34 Spreadsheet vendors must be encouraged to do better. Closer attention to statistical issues would result in tools better suited to data exploration and analysis, and cleaner software design would avoid some obvious sources of errors. For example, because spreadsheet users are accustomed to instant recalculation, the use of dialog boxes resulting in output that is not dynamically linked to the data can lead to problems.
35 While we fully expect a continuing debate over the use of spreadsheet software for statistics (and other) teaching along with the evolution of the software itself, it is our opinion that professors are currently better served by traditional statistics packages for computational support of their courses.
The referees of this paper made a number of sensible and constructive comments that have been incorporated here.

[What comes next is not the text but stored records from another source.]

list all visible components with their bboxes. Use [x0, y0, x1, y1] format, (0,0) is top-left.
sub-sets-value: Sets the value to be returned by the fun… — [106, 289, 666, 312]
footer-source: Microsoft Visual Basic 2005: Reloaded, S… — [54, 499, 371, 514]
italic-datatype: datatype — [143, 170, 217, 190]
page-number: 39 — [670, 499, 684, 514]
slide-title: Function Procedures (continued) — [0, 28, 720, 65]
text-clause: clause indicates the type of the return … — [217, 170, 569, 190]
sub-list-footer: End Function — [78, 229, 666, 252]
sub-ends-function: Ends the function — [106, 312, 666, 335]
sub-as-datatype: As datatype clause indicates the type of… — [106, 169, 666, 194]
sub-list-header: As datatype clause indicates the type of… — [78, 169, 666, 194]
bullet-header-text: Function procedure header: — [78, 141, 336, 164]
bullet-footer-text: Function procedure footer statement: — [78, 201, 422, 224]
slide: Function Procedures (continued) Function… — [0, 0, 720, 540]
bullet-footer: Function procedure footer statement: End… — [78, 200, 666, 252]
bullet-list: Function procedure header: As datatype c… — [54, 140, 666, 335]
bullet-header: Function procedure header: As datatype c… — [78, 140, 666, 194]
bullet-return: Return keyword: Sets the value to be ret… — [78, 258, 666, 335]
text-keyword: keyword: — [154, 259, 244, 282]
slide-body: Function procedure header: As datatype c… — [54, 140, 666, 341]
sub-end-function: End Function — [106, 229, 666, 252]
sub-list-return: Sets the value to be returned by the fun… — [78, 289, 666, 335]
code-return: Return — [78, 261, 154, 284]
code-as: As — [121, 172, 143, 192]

Berk, K. N., and Carey, P. (1995), Data Analysis with Microsoft Excel 5.0 for Windows, Cambridge: Course Technology Inc.
Donner, A. (1982), "The Relative Effectiveness of Procedures Commonly Used in Multiple Regression Analysis for Dealing With Missing Values," The American Statistician, 36, 378-381.
Goldstein, R. (1993), Statistical Computing: Editor's Notes, The American Statistician, 47, 46-47.
Nash, J. C. (1989), "Letter to the Editor," SIGNUM Newsletter, 24(4), October 1989, p. 16.
----- (1994), "Obstacles to Having Software Packages Cooperate on Problem Solving," in Computer Science and Statistics - Volume 25, Proceedings of the 25th Symposium on the Interface, eds. M. E. Tarter and M. D. Lock, Interface Foundation of North America, pp. 80-85.
O'Leary, Timothy J. (1989), The Student Edition of Lotus 1-2-3, Reading, MA: Addison-Wesley.
Siegel, A. F. (1990), Practical Business Statistics with Statpad, Boston: Irwin.